Lucille leaving to live with her home economics teacher shows this idea that humans desperately want this stability and attempt to get it through social relationships and family because the fear what they cannot control. The life Sylvie has chosen does not follow guidelines set by society, and she ignores this by accepting the impermanence of life and legislations, she truly believes that she does not need to depend on anyone but herself.
While Lucille is the opposite and hates everything about Sylvie personality, Lucille shows this after she learns that Sylvie “had had a very nice conversation with a lady who had ridden the roads form South Dakota, en route to Portland to see her cousin hanged” to which she immediately yells “Why do you get involved with such trashy people? It’s embarrassing! ” (104). The fact Sylvie does not care who she speaks too again shows this idea of impermanence, how she will meet new and different people every day, and that conversations she has with them are of no importance so there is no harm to them.
As to how Lucille sees the conversation with someone strange as a something that Just shouldn’t be done because it is not normal and that is what Lucille so badly desires. After Ruth and Sylvie return from the lake clothes dirtied and wet Sylvie says, “Don’t mind if they stare… We walked through town… At the drugstore we passed Lucille and her friends, though Sylvie seemed not to notice. Lucille was dressed like all the others in a sweatshirt and sneakers and rolled up jeans,”.
Robinson shows how Sylvie does not even notice Lucille, because she has Just become another face in society, who blends in with the others. While Ruth and Sylvie are still considered the outcasts of the city because of their choices to be individually free and not follow the lines established by society. By the end of the novel Ruth understands why Sylvie chose to be different and to depend on herself, and does the same for herself. The townspeople decline the idea that two self- reliant, transcendentalist women can create their own futures, so they view them as deranged people with no future.

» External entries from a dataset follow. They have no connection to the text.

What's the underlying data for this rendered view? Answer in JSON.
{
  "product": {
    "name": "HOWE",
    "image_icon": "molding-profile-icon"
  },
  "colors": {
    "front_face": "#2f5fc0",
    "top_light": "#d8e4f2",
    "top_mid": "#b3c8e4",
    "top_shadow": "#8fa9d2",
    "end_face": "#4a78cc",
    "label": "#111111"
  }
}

Robinsons contrast of conformity and individuality ultimately shows how important not being like everyone else and having one’s own identity can be. Robinson shows that in the end nothing is accomplished if everyone does the same thing. By using Lucille hate of anything that is not accepted in society, Robinson shows how crucial it is to be yourself because then you can truly contribute to society. Robinson used this message in Housekeeping because she believes that everyone has something special about them and that they should not just let opportunity pass them by, Just to fit in and be another face in the crowd.